Biden’s election victory has given hope to observers that the damaged ties of the world’s two biggest economies could at least be partially rebuilt, with the incoming US administration expected to be more predictable and possibly more accommodating of China than it has been under Trump.
Biden has already begun announcing his cabinet picks, including Antony Blinken as US secretary of state – his long-time adviser who is seen by analysts as a moderate and someone Beijing could work with.
Jia Qingguo, an international relations professor at Peking University, said earlier that Blinken was also likely to bring Washington back to its post-war international strategy of advancing American interests by maintaining a world order that is favourable to the US – which would mean a more predictable China policy than under Trump.
Addressing the two-day security forum in Beijing on Tuesday, Ezra Vogel, professor emeritus at Harvard University, said the two countries should seize the opportunity to resume dialogue, from the top leaders to the working level, and that the new US administration should show more goodwill to China.
“We should give more recognition to Chinese constructive efforts around the world,” he said, citing Beijing’s efforts on climate change, infrastructure projects in Africa, and to set up the Asian Infrastructure Investment Bank.
Vogel also called on Beijing to provide equal treatment to foreign companies as a way to improve American perceptions of China.
This is a relationship that should not be divided into two solid blocs like during the Cold War. We are going to have to cooperate
His views were shared by Joseph Nye, former dean of Harvard’s Kennedy School of Government.
Nye said a Biden administration was likely to take a different approach from Trump, with more focus on issues like human rights, but the two countries could still cooperate despite their rivalry.

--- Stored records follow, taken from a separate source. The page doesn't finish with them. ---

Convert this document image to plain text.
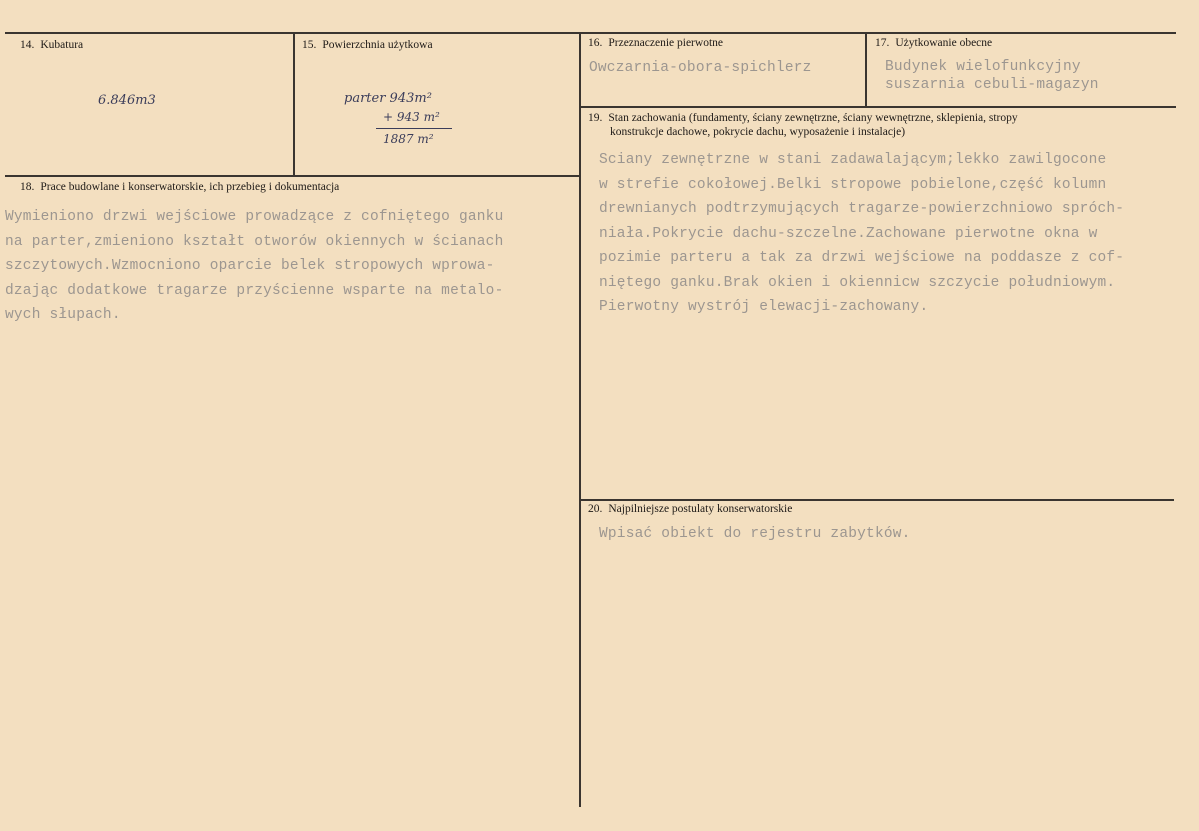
14. Kubatura
6.846m3
15. Powierzchnia użytkowa
parter 943m²
+ 943 m²
1887 m²
16. Przeznaczenie pierwotne
Owczarnia-obora-spichlerz
17. Użytkowanie obecne
Budynek wielofunkcyjny
suszarnia cebuli-magazyn
18. Prace budowlane i konserwatorskie, ich przebieg i dokumentacja
Wymieniono drzwi wejściowe prowadzące z cofniętego ganku
na parter,zmieniono kształt otworów okiennych w ścianach
szczytowych.Wzmocniono oparcie belek stropowych wprowa-
dzając dodatkowe tragarze przyścienne wsparte na metalo-
wych słupach.
19. Stan zachowania (fundamenty, ściany zewnętrzne, ściany wewnętrzne, sklepienia, stropy
konstrukcje dachowe, pokrycie dachu, wyposażenie i instalacje)
Sciany zewnętrzne w stani zadawalającym;lekko zawilgocone
w strefie cokołowej.Belki stropowe pobielone,część kolumn
drewnianych podtrzymujących tragarze-powierzchniowo spróch-
niała.Pokrycie dachu-szczelne.Zachowane pierwotne okna w
pozimie parteru a tak za drzwi wejściowe na poddasze z cof-
niętego ganku.Brak okien i okiennicw szczycie południowym.
Pierwotny wystrój elewacji-zachowany.
20. Najpilniejsze postulaty konserwatorskie
Wpisać obiekt do rejestru zabytków.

“This is a relationship that should not be divided into two solid blocs like during the Cold War. We are going to have to cooperate,” he said at the forum on Wednesday. “I would suggest they [Biden and Chinese President Xi Jinping] set up a procedure for constant high-level contacts – frequent summits. Because I think if they are going to manage this relationship, it’s going to take much better communication at the top level than we’ve seen in the recent years.”
China should also show more initiative to improve relations with the US under Biden, according to Alexander Lukin, an international relations expert at the MGIMO University in Moscow.
“President Biden may be more accommodating,” he told the forum. “It’s very important for China because a lot will depend on China’s policy and approach.”